I am happy to look at a PR for this, I've already set up the dev environment and found a few issues in the vagrant build as mentioned in https://github.com/snowplow/dataflow-runner/issues/62 which I would also include. @chuwy I would appreciate your feedback and guidance on this. For now I am making some changes and testing anyway but I'd prefer to get a PR merged so I don't have to run a custom fork.

davehowell commented 4 years ago

I've made changes and added tests that are passing, I will test the executable in my environment and then submit a PR.

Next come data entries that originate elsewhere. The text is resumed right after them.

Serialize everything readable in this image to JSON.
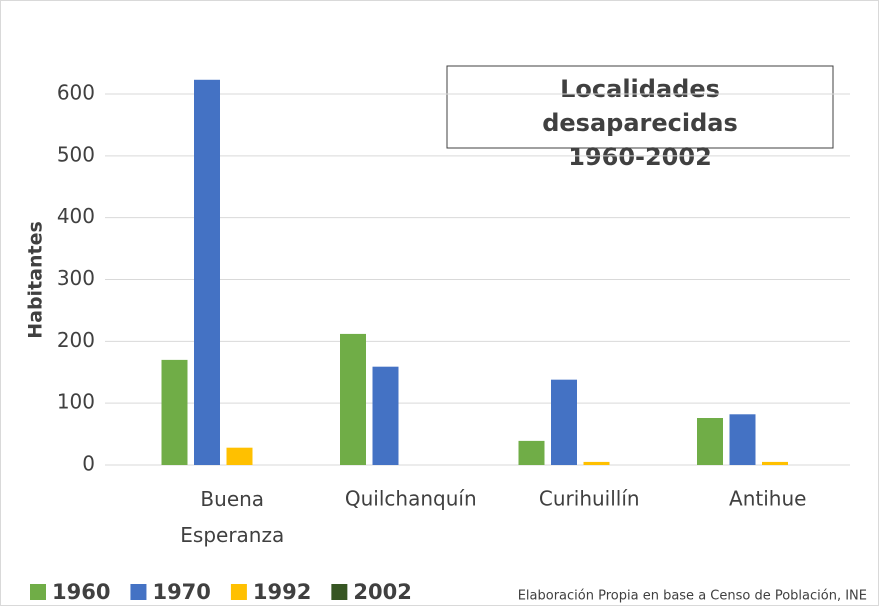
{
  "chart_data": {
    "type": "bar",
    "title": "Localidades desaparecidas 1960-2002",
    "y_label": "Habitantes",
    "source": "Elaboración Propia en base a Censo de  Población, INE",
    "categories": [
      "Buena Esperanza",
      "Quilchanquín",
      "Curihuillín",
      "Antihue"
    ],
    "series": [
      {
        "name": "1960",
        "color": "#70ad47",
        "values": [
          170,
          212,
          39,
          76
        ]
      },
      {
        "name": "1970",
        "color": "#4472c4",
        "values": [
          623,
          159,
          138,
          82
        ]
      },
      {
        "name": "1992",
        "color": "#ffc000",
        "values": [
          28,
          0,
          5,
          5
        ]
      },
      {
        "name": "2002",
        "color": "#375623",
        "values": [
          0,
          0,
          0,
          0
        ]
      }
    ],
    "ylim": [
      0,
      600
    ],
    "yticks": [
      0,
      100,
      200,
      300,
      400,
      500,
      600
    ],
    "grid": true,
    "legend": "bottom"
  }
}
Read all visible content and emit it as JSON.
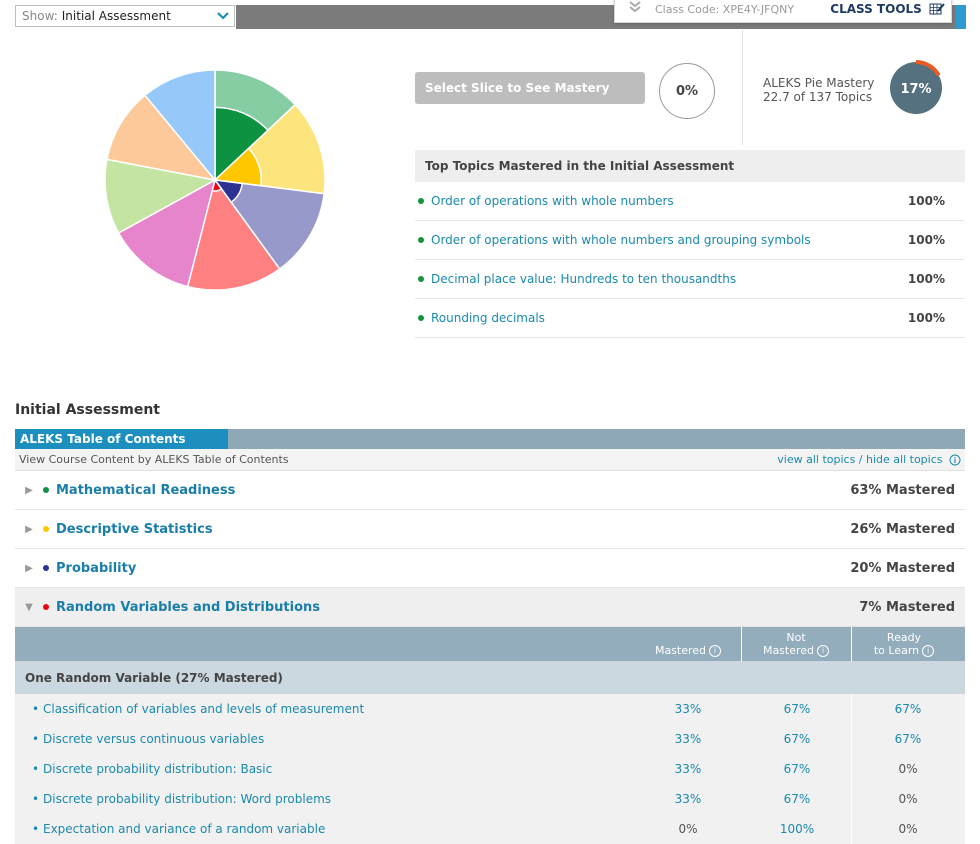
{
  "show_select": {
    "label": "Show:",
    "value": "Initial Assessment"
  },
  "class_bar": {
    "code": "Class Code: XPE4Y-JFQNY",
    "tools": "CLASS TOOLS"
  },
  "chart_data": {
    "type": "pie",
    "slices": [
      {
        "value": 13,
        "colors": {
          "outer": "#86cda3",
          "inner": "#0c9240"
        }
      },
      {
        "value": 14,
        "colors": {
          "outer": "#fde57d",
          "inner": "#ffc700"
        }
      },
      {
        "value": 13,
        "colors": {
          "outer": "#9799cb",
          "inner": "#2e3192"
        }
      },
      {
        "value": 14,
        "colors": {
          "outer": "#ff8080",
          "inner": "#e30b13"
        }
      },
      {
        "value": 13,
        "colors": {
          "outer": "#e684cc",
          "inner": "#e684cc"
        }
      },
      {
        "value": 11,
        "colors": {
          "outer": "#c4e4a1",
          "inner": "#c4e4a1"
        }
      },
      {
        "value": 11,
        "colors": {
          "outer": "#fdc99a",
          "inner": "#fdc99a"
        }
      },
      {
        "value": 11,
        "colors": {
          "outer": "#96c9fa",
          "inner": "#96c9fa"
        }
      }
    ],
    "inner_fraction": [
      0.66,
      0.42,
      0.25,
      0.1,
      0,
      0,
      0,
      0
    ]
  },
  "slice_panel": {
    "button": "Select Slice to See Mastery",
    "value": "0%"
  },
  "pie_mastery": {
    "title": "ALEKS Pie Mastery",
    "topics": "22.7 of 137 Topics",
    "percent": "17%",
    "fraction": 0.17
  },
  "top_topics": {
    "title": "Top Topics Mastered in the Initial Assessment",
    "items": [
      {
        "name": "Order of operations with whole numbers",
        "pct": "100%"
      },
      {
        "name": "Order of operations with whole numbers and grouping symbols",
        "pct": "100%"
      },
      {
        "name": "Decimal place value: Hundreds to ten thousandths",
        "pct": "100%"
      },
      {
        "name": "Rounding decimals",
        "pct": "100%"
      }
    ]
  },
  "assessment": {
    "title": "Initial Assessment",
    "tab": "ALEKS Table of Contents",
    "subtitle": "View Course Content by ALEKS Table of Contents",
    "view_links": "view all topics / hide all topics",
    "categories": [
      {
        "name": "Mathematical Readiness",
        "pct": "63% Mastered",
        "color": "#0c9240"
      },
      {
        "name": "Descriptive Statistics",
        "pct": "26% Mastered",
        "color": "#ffc700"
      },
      {
        "name": "Probability",
        "pct": "20% Mastered",
        "color": "#2e3192"
      },
      {
        "name": "Random Variables and Distributions",
        "pct": "7% Mastered",
        "color": "#e30b13"
      }
    ],
    "columns": {
      "mastered": "Mastered",
      "not_mastered_1": "Not",
      "not_mastered_2": "Mastered",
      "ready_1": "Ready",
      "ready_2": "to Learn"
    },
    "group": "One Random Variable (27% Mastered)",
    "topics": [
      {
        "name": "Classification of variables and levels of measurement",
        "mastered": "33%",
        "not_mastered": "67%",
        "ready": "67%"
      },
      {
        "name": "Discrete versus continuous variables",
        "mastered": "33%",
        "not_mastered": "67%",
        "ready": "67%"
      },
      {
        "name": "Discrete probability distribution: Basic",
        "mastered": "33%",
        "not_mastered": "67%",
        "ready": "0%"
      },
      {
        "name": "Discrete probability distribution: Word problems",
        "mastered": "33%",
        "not_mastered": "67%",
        "ready": "0%"
      },
      {
        "name": "Expectation and variance of a random variable",
        "mastered": "0%",
        "not_mastered": "100%",
        "ready": "0%"
      }
    ]
  }
}
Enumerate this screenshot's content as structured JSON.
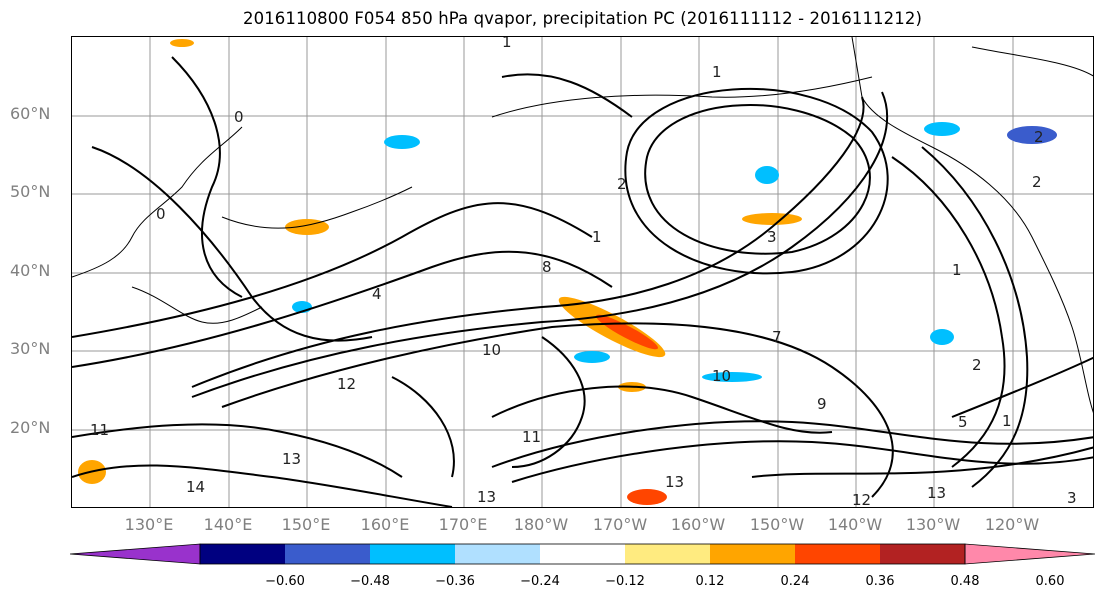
{
  "title": "2016110800 F054 850 hPa qvapor, precipitation PC (2016111112 - 2016111212)",
  "lat_labels": [
    "60°N",
    "50°N",
    "40°N",
    "30°N",
    "20°N"
  ],
  "lon_labels": [
    "130°E",
    "140°E",
    "150°E",
    "160°E",
    "170°E",
    "180°W",
    "170°W",
    "160°W",
    "150°W",
    "140°W",
    "130°W",
    "120°W"
  ],
  "colorbar": {
    "tick_labels": [
      "−0.60",
      "−0.48",
      "−0.36",
      "−0.24",
      "−0.12",
      "0.12",
      "0.24",
      "0.36",
      "0.48",
      "0.60"
    ],
    "colors": [
      "#9932cc",
      "#000080",
      "#3a5ccc",
      "#00bfff",
      "#b0e0ff",
      "#ffffff",
      "#ffeb80",
      "#ffa500",
      "#ff4500",
      "#b22222",
      "#ff88aa"
    ]
  },
  "contour_labels": [
    "1",
    "1",
    "2",
    "2",
    "2",
    "0",
    "0",
    "1",
    "3",
    "4",
    "7",
    "8",
    "9",
    "10",
    "10",
    "11",
    "12",
    "13",
    "13",
    "13",
    "14",
    "12",
    "13",
    "11",
    "1",
    "5",
    "1",
    "2",
    "3"
  ]
}
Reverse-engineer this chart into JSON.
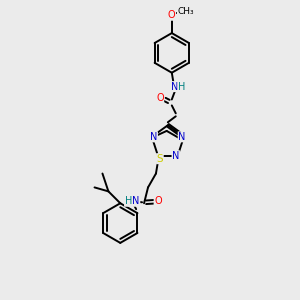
{
  "background_color": "#ebebeb",
  "colors": {
    "C": "#000000",
    "N": "#0000cc",
    "O": "#ff0000",
    "S": "#cccc00",
    "H": "#008080"
  },
  "figsize": [
    3.0,
    3.0
  ],
  "dpi": 100
}
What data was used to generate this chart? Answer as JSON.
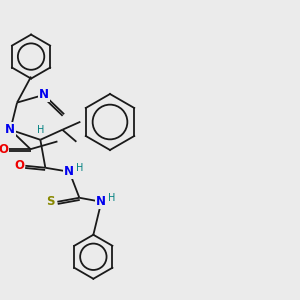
{
  "background_color": "#ebebeb",
  "bond_color": "#1a1a1a",
  "atom_colors": {
    "N": "#0000ee",
    "O": "#ee0000",
    "S": "#888800",
    "H": "#008080",
    "C": "#1a1a1a"
  },
  "figsize": [
    3.0,
    3.0
  ],
  "dpi": 100,
  "xlim": [
    0,
    300
  ],
  "ylim": [
    0,
    300
  ],
  "bond_lw": 1.3,
  "font_size_atom": 8.5,
  "font_size_h": 7.0
}
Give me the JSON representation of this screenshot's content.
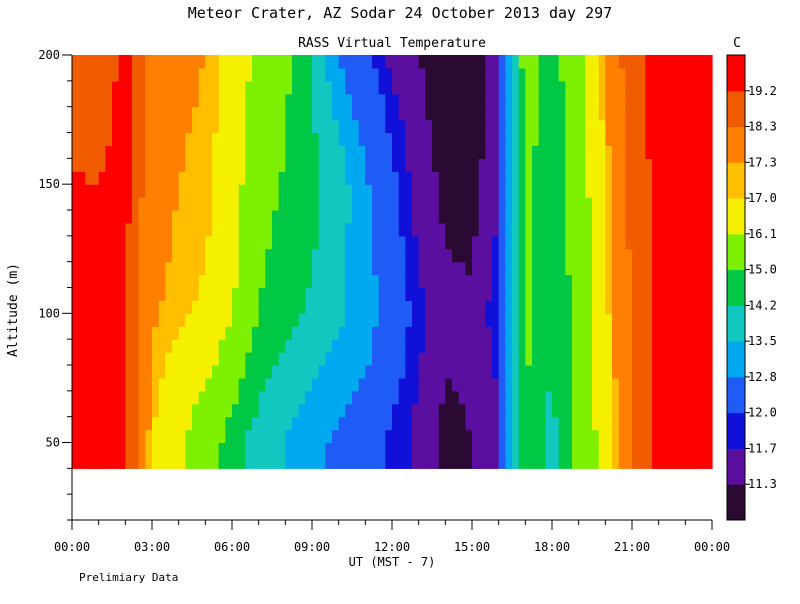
{
  "chart_data": {
    "type": "heatmap",
    "title": "Meteor Crater, AZ  Sodar  24 October 2013  day 297",
    "subtitle": "RASS Virtual Temperature",
    "xlabel": "UT  (MST - 7)",
    "ylabel": "Altitude (m)",
    "note": "Prelimiary Data",
    "colorbar_unit": "C",
    "x_ticks": [
      "00:00",
      "03:00",
      "06:00",
      "09:00",
      "12:00",
      "15:00",
      "18:00",
      "21:00",
      "00:00"
    ],
    "x_range_hours": [
      0,
      24
    ],
    "y_ticks": [
      50,
      100,
      150,
      200
    ],
    "ylim": [
      20,
      200
    ],
    "colorbar_levels": [
      11.3,
      11.7,
      12.0,
      12.8,
      13.5,
      14.2,
      15.0,
      16.1,
      17.0,
      17.3,
      18.3,
      19.2
    ],
    "colorbar_colors": [
      "#2a0a32",
      "#5a0fa0",
      "#1010d8",
      "#1f5cf5",
      "#00a8f0",
      "#10c8c0",
      "#00c844",
      "#7cf000",
      "#f4f000",
      "#ffbe00",
      "#ff8000",
      "#f25c00",
      "#ff0000"
    ],
    "data_floor_m": 40,
    "hours": [
      0,
      1,
      2,
      3,
      4,
      5,
      6,
      7,
      8,
      9,
      10,
      11,
      12,
      13,
      14,
      15,
      16,
      17,
      18,
      19,
      20,
      21,
      22,
      23,
      24
    ],
    "altitudes_m": [
      50,
      100,
      150,
      200
    ],
    "temperature_c": [
      [
        19.6,
        19.5,
        19.3,
        18.2
      ],
      [
        19.5,
        19.4,
        19.2,
        18.6
      ],
      [
        19.2,
        19.3,
        19.5,
        19.5
      ],
      [
        17.0,
        17.4,
        17.6,
        17.8
      ],
      [
        16.2,
        17.1,
        17.3,
        17.4
      ],
      [
        15.5,
        16.9,
        17.2,
        17.3
      ],
      [
        14.6,
        16.2,
        16.5,
        16.8
      ],
      [
        13.8,
        15.0,
        15.4,
        15.8
      ],
      [
        13.5,
        14.4,
        14.9,
        15.2
      ],
      [
        13.0,
        14.1,
        14.4,
        14.2
      ],
      [
        12.6,
        13.6,
        13.9,
        12.8
      ],
      [
        12.3,
        13.2,
        12.9,
        12.1
      ],
      [
        11.9,
        12.4,
        12.1,
        11.6
      ],
      [
        11.6,
        11.8,
        11.5,
        11.3
      ],
      [
        11.2,
        11.4,
        11.2,
        11.1
      ],
      [
        11.3,
        11.4,
        11.1,
        11.0
      ],
      [
        11.6,
        11.9,
        11.7,
        11.6
      ],
      [
        15.0,
        15.2,
        15.3,
        15.5
      ],
      [
        14.0,
        14.2,
        14.3,
        14.6
      ],
      [
        15.2,
        15.4,
        15.6,
        15.8
      ],
      [
        16.6,
        16.8,
        17.0,
        17.4
      ],
      [
        18.2,
        18.4,
        18.6,
        18.9
      ],
      [
        19.4,
        19.5,
        19.5,
        19.6
      ],
      [
        19.5,
        19.6,
        19.6,
        19.7
      ],
      [
        19.6,
        19.6,
        19.7,
        19.8
      ]
    ]
  }
}
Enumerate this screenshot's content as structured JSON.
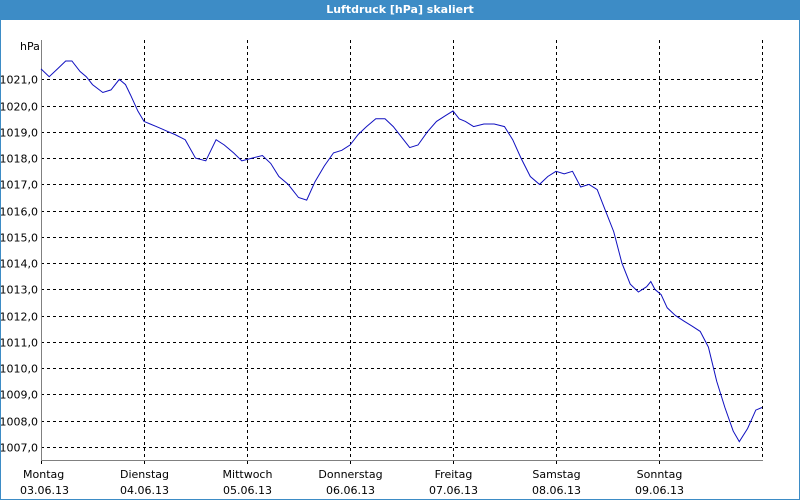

I note that two unrelated tests failed before I made any changes, which I know how to fix. These are testing hashicorp consul related features:

  1. TestConsulLock
  2. TestGetLock

Both errors are happening in the makeClient function in lock_test.go on line 33.

FAIL: TestGetLock (2.02s)
    server.go:278: CONFIG JSON: {"node_name":"node-796518e7-0a25-b7b4-127b-bfb672a0efe3","node_id":"796518e7-0a25-b7b4-127b-bfb672a0efe3","performance":{"raft_multiplier":1},"bootstrap":true,"server":true,"data_dir":"/tmp/TestGetLock691941124/data","segments":null,"disable_update_check":true,"log_level":"debug","bind_addr":"127.0.0.1","addresses":{},"ports":{"dns":30427,"http":30428,"https":30429,"serf_lan":30430,"serf_wan":30431,"server":30432},"acl_enforce_version_8":false,"acl":{"tokens":{}},"connect":{"ca_config":{"cluster_id":"11111111-2222-3333-4444-555555555555"},"enabled":true}}
    io.go:404: ==> Error decoding '/tmp/TestGetLock691941124/config.json': Config has invalid keys: segments,connect,acl
    io.go:404:
    lock_test.go:33: api unavailable

I manually installed the latest version of consul (1.7.2) into the vagrant, and ran make test again and all of the tests pass.

PASS
coverage: 72.6% of statements 

The fix for this will be

  1. add a new playbook to the ansible-playbooks repo for that consul version - I submitted a PR for that https://github.com/snowplow/ansible-playbooks/pull/135
  2. When that is merged, edit the up.playbooks in this repo to refer to 1.7.2

That is not a long term fix, however. I think that this code should probably use go mod init and generate the dependency files.

davehowell commented 4 years ago

PR added https://github.com/snowplow/dataflow-runner/pull/63

davehowell commented 4 years ago

@chuwy It would be awesome if someone at Snowplow could review the PR. We've been running a fork with that since April, using ECS/Fargate, and would prefer to run the official version.